My impulse, of course, is to shield him from anguish entirely. To erase it before it can even occur. Never putting him down long enough for him to wonder where I am. Surrounding him with everything he needs so he never goes without. Knee-jerking the words, “you’re okay,” as though I could convince him he isfine, when he so clearly is not.

But if I sterilize his life clean of suffering, how will that prepare him for the reality that loss and challenge are inevitable parts of living on this planet?

For even the most seemingly permanent things – jobs, health, family – can be taken away in an instant. We are reminded of that truth every day, especially during this pandemic. And as unbearable as it is in the moment, there is actually a gift on the other side of that knowing. It is what makes life precious. It makes us truly appreciate what we have. We cannot have life without death.

It is also exponentially more damaging in the long run to try and deny our feelings versus being with them in the moment. When we pave over unprocessed emotions with fake smiles and busyness and “I’m okays”, they resurface in other ways, like acting up or numbing out or becoming ill. We end up hardening so much that we have no space to let anything in. Holding so tightly, we eventually crumble.

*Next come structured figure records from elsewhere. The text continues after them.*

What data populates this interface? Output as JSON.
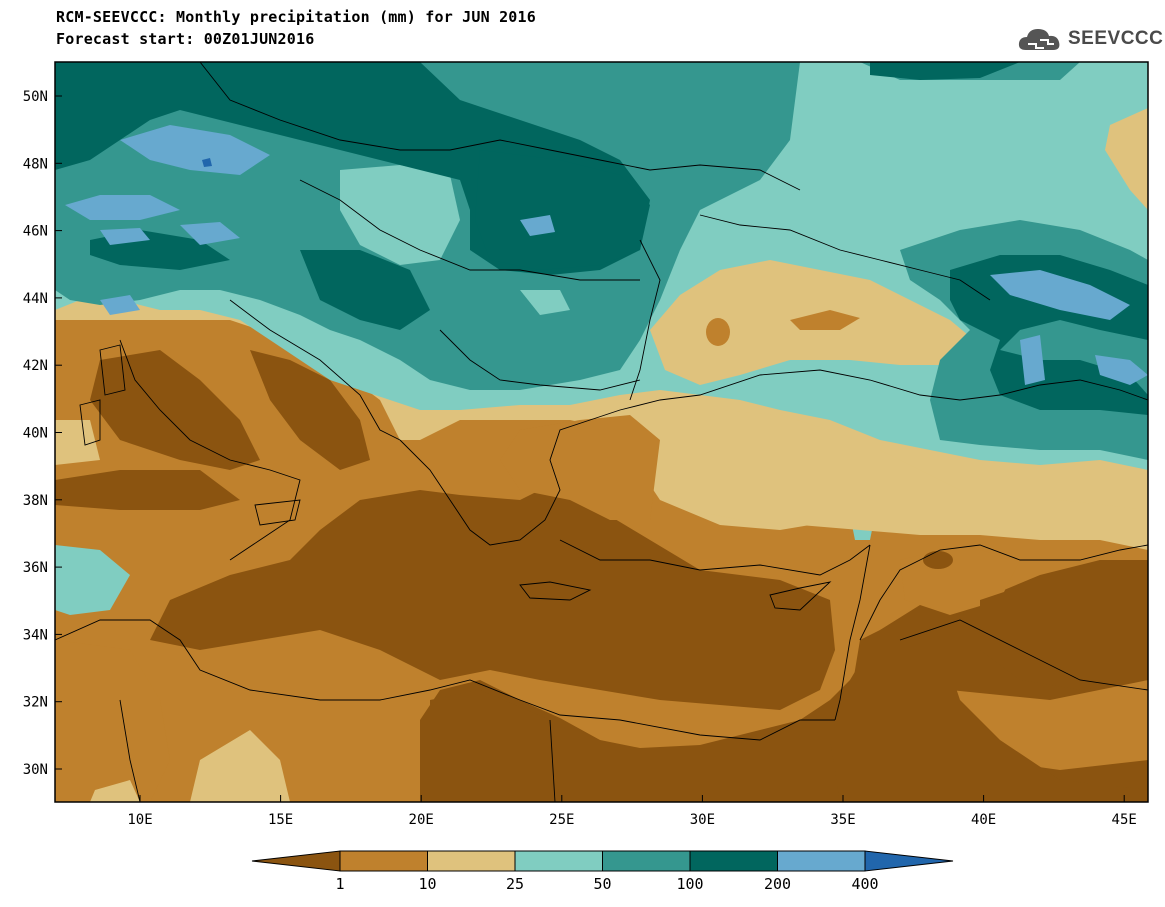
{
  "header": {
    "title_line1": "RCM-SEEVCCC: Monthly precipitation (mm) for JUN 2016",
    "title_line2": "Forecast start: 00Z01JUN2016"
  },
  "logo": {
    "text": "SEEVCCC",
    "icon": "cloud-icon"
  },
  "map": {
    "lat_labels": [
      "50N",
      "48N",
      "46N",
      "44N",
      "42N",
      "40N",
      "38N",
      "36N",
      "34N",
      "32N",
      "30N"
    ],
    "lon_labels": [
      "10E",
      "15E",
      "20E",
      "25E",
      "30E",
      "35E",
      "40E",
      "45E"
    ],
    "background_class_color": "#8b5410"
  },
  "colorbar": {
    "labels": [
      "1",
      "10",
      "25",
      "50",
      "100",
      "200",
      "400"
    ],
    "colors": [
      "#8b5410",
      "#bf812d",
      "#dfc27d",
      "#80cdc1",
      "#35978f",
      "#01665e",
      "#67a9cf",
      "#2166ac"
    ]
  }
}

Instead, if we are able to sit with our emotions as they arise, we see that they are not fixed, but moveable. Like waves, coursing through us. They shift from our belly to our solar plexus and throat, and back again. They ebb and they flow. When we really feel our feelings, we witness firsthand that even the greatest sorrows are transitory.

My job is not to teach my son how to bypass suffering or avoid pain. It is to show him how to be with it. How to be in it.

So rather than willing his feelings away by saying, “you’re okay”, I reflect them back to him. I say, “I know it hurts right now.” Rather than telling him not to cry, I encourage him to let it out, making sure to also tell him that he is incredibly strong for doing so. And rather than hurrying his processing along, I stay with him in it for as long as he needs us to be.

Because crying is not a sign of weakness. Admitting struggle not a sign of defeat. Feeling our feelings takes incredible courage and it is the challenges we survive that strengthen us the most. Like diamonds forged through fire.

Life is hard right now on a lot of levels. Most of us have suffered incredible losses the past year. But there will be another side to this. There will be an end; even though it may not yet be in sight. We will put the pieces of our lives back together and though they may look very different, they will be even more beautiful. Connected by the depth our love. Shaped by the strength of our resilience. And sealed together by our appreciation for how just dear everything we have is.

No, my job is not to never let my son not be okay. My job is to teach him that it is okay to not be okay and that it is what makes life precious.